Calculating Divergent Paths on Subtending Rings

Question

I need to calculate two paths from A to B in the following graph, with the constraint that the paths can't share any edges:

hmm, okay, can't post images, here's a link.

All edges have positive weights; for this example I think we can assume that they're equal. My naive approach is to use Djikstra's algorithm to calculate the first path, shown in the second graph in the above image.

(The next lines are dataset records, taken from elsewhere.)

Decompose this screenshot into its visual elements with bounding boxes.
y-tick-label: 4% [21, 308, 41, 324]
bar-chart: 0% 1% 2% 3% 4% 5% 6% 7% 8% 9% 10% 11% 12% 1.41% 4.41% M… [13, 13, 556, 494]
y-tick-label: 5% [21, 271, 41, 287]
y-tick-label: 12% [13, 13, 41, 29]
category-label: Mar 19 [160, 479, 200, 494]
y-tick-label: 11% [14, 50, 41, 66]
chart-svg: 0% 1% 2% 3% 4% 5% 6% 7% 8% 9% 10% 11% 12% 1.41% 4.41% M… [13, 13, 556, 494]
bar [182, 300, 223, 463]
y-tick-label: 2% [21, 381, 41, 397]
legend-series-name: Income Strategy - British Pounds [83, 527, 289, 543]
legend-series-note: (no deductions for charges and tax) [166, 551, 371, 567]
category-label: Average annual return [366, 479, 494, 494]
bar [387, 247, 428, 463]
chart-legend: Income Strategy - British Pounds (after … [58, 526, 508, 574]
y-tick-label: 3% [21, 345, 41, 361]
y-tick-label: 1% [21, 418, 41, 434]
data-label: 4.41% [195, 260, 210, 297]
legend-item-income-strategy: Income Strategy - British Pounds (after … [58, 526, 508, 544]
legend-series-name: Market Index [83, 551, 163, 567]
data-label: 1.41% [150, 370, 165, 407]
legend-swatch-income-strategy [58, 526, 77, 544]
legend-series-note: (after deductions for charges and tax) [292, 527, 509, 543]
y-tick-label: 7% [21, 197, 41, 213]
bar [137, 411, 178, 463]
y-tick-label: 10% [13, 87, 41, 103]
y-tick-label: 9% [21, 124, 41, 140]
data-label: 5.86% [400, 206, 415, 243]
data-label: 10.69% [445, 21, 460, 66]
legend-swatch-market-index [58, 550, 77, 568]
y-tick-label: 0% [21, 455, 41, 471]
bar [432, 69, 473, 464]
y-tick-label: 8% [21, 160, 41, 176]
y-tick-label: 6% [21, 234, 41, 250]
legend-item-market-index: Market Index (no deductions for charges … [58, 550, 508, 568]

Then I remove the edges from the graph and try to calculate the second path, which fails. Is there a variation of Djikstra, Bellman-Ford (or anything else) that will calculate the paths shown in the third diagram above? (Without special knowledge and removal of the subtending link, is what I mean)

Answer 1

What you are looking for is edge-disjoint paths. Menger's Theorem will give you the maximum number of edge-disjoint paths. To find the shortest pair, take a look at the Edge disjoint shortest pair algorithm:

1. Run the shortest pair algorithm for the given pair of vertices
2. Replace each edge of the shortest path (equivalent to two oppositely directed arcs) by a single arc directed towards the source vertex
3. Make the length of each of the above arcs negative
4. Run the shortest path algorithm (Note: the algorithm should accept negative costs)
5. Erase the overlapping edges of the two paths found, and reverse the direction of the remaining arcs on the first shortest path such that each arc on it is directed towards the sink vertex now. The desired pair of paths results.